Penggunaan alat drum di jalanan pada malam dini hari membuat rasa kegembiraan di bulan Ramadan penuh berkah dan tradisi ini sudah banyak digelar dibeberapa daerah termasuk di Kota Bengkulu Provinsi Bengkulu.

Karena mengajak makan sahur merpakan perbuatan yang sangat mulya dan dapat menjadi amal ibadah bagi anak muda yang peduli pada umat islam untuk mengajak berpuasa.

BACA JUGA:Kenakalan Remaja di BS Kian Ngeri, Jadi Bandit hingga Pembunuhan, Kapolres : Jangan Biarkan Anak Berkeliaran!

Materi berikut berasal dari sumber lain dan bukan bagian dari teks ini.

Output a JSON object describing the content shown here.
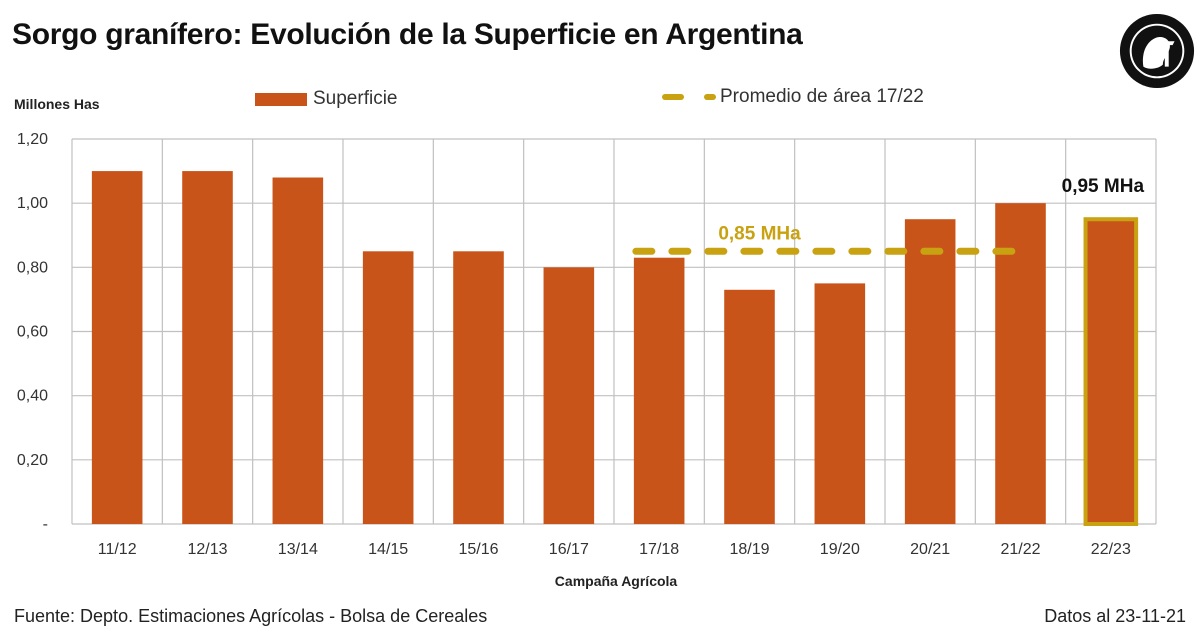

Tradisi bangun sahur dengan menabuh drum ini terbilang unik apa lagi dilakukan pada malam dini hari, kegiatan ini tak lain mengajak warga yang beriman untuk mengerjakan puasa.

Dikutip dari laman bitvonline.com, sekelompok remaja Masjid Narussalam bangunkan sahur dengan menggunakan irama drum band yang sangat meriah membuat malam bulan Ramadan jadi indah.

Dengan mengajak makan sahur guna menjalankan ibadah puasa di bulan suci Ramadan penuh berkah serta ampunan dan bulan penuh rahmat untuk meningkatkan ketaqwaan. 

Setiap bulan Ramadan remaja masjid serta anak-anak muda menjalankan tradisi membangunkan sahur dengan menabuh drum di jalanan desa di Kecamatan Medan Selayang.

BACA JUGA:Tampil Cantik dan Kekinian, Intip Yuk Ide untuk Model Baju Lebaran 2025 Anak Remaja di Sini!

Pemuda berpartisipasi dalam tradisi memiliki ciri khas tersendiri dalam menabuh drum, baik dari segi ritme, kekompakan, maupun rute perjalanan saat berkeliling desa. 

Bahkan saling bergantian atau bahkan terkadang beradu kreativitas dalam menciptakan suara tabuhan yang sangat khas dan membangunkan warga dengan semangat kebersamaan.  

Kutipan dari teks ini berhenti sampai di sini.